Competitive Policies for Online Collateral Maintenance
Ghada Almashaqbeh, Sixia Chen, Alexander Russell
TL;DR
This paper addresses online collateral management for layer-two blockchain protocols under distribution-independent competitive analysis. It introduces two canonical models—the discrete $k$-Wallet model and the general collateral model—and analyzes online policies against an offline oracle with full future knowledge. Key results include explicit competitive ratios for the main algorithms: $\textsc{FlushAll}$ achieves $\frac{2 - r}{1 - r}$-competitiveness and $\textsc{FlushWhenFull}$ achieves $\frac{k+1}{k(1 - r)}$-competitiveness in the $k$-wallet setting, with an optimal wallet count $k^* \approx \sqrt{1 + C/T} - 1$; in the $r=1$ regime, deterministic strategies have limitations and pairing wallets improves performance. In the general collateral model, the threshold policy $\mathrm{A}_\eta$ attains a provable bound with optimum $\eta^* = \sqrt{(1 - T/C)\cdot \beta}$ and $\beta = \tau/(pC)$, yielding a ratio $\frac{1 - \beta}{(\sqrt{1 - T/C} - \sqrt{\beta})^2}$; the corollary shows competitive performance for $\textsc{FlushWhenFull}$ in the Gen model. Overall, the work lays a foundation for robust, distribution-insensitive wallet management in layer-two systems such as payment channels, probabilistic micropayments, DeFi collateral pools, and AMMs, guiding practical choices for wallet counts and replenishment policies and suggesting directions for adaptive, transaction-aware extensions.
Abstract
Layer-two blockchain protocols emerged to address scalability issues related to fees, storage cost, and confirmation delay of on-chain transactions. They aggregate off-chain transactions into a fewer on-chain ones, thus offering immediate settlement and reduced transaction fees. To preserve security of the underlying ledger, layer-two protocols often work in a collateralized model; resources are committed on-chain to backup off-chain activities.
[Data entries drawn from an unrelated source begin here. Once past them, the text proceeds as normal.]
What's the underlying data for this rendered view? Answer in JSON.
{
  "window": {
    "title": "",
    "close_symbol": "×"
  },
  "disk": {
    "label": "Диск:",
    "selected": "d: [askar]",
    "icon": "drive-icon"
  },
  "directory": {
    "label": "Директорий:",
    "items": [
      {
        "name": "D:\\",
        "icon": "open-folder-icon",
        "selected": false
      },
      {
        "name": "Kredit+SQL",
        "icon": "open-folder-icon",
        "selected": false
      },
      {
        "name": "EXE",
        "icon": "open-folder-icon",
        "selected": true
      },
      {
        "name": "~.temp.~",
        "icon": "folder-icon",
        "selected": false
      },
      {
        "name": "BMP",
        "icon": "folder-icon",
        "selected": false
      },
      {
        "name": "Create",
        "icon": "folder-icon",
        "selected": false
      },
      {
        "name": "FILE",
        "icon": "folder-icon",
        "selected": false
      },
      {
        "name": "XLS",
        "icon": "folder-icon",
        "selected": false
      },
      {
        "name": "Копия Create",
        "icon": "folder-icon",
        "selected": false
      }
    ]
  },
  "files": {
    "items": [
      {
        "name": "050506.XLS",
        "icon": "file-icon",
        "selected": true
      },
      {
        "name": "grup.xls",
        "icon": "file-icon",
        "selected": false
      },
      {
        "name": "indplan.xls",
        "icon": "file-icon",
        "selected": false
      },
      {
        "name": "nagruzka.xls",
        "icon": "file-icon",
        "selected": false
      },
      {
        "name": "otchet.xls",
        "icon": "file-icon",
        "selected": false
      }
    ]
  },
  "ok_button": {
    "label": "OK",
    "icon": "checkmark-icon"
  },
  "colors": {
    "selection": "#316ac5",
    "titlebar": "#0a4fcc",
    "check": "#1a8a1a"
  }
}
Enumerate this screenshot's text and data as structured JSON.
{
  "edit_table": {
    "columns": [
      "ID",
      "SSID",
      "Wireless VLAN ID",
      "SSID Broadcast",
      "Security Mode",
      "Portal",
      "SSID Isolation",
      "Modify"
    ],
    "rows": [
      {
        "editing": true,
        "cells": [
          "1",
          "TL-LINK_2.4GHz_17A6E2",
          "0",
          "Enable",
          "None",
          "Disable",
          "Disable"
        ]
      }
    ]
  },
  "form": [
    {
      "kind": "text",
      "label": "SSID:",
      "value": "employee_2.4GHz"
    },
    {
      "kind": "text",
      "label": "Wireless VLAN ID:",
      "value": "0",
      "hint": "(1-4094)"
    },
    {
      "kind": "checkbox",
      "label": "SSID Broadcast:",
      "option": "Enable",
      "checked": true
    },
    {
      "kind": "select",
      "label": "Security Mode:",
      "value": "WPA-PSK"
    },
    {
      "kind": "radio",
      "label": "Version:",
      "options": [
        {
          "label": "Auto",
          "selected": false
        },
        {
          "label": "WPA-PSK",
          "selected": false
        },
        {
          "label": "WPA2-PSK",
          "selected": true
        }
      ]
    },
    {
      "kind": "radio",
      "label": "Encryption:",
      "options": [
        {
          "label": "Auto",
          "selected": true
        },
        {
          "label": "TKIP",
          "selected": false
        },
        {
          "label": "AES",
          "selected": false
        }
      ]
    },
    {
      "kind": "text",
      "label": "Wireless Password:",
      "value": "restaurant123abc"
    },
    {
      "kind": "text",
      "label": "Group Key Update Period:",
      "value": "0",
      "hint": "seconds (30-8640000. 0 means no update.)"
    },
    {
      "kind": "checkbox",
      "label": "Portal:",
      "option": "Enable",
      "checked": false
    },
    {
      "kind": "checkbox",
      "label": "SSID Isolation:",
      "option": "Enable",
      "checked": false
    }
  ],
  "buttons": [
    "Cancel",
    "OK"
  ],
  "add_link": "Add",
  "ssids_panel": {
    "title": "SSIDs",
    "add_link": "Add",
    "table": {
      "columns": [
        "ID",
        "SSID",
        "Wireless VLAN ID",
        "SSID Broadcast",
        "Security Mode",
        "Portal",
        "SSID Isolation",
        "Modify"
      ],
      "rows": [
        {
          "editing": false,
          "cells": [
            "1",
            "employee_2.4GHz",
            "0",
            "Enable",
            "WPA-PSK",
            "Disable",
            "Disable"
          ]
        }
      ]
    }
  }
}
A fundamental challenge that arises in this setup is determining a policy for establishing, committing, and replenishing the collateral in a way that maximizes the value of settled transactions. In this paper, we study this problem under two settings that model collateralized layer-two protocols. The first is a general model in which a party has an on-chain collateral C with a policy to decide on whether to settle or discard each incoming transaction. The policy also specifies when to replenish C based on the remaining collateral value. The second model considers a discrete setup in which C is divided among k wallets, each of which is of size C/k, such that when a wallet is full, and so cannot settle any incoming transactions, it will be replenished. We devise several online policies for these models, and show how competitive they are compared to optimal (offline) policies that have full knowledge of the incoming transaction stream. To the best of our knowledge, we are the first to study and formulate online competitive policies for collateral and wallet management in the blockchain setting.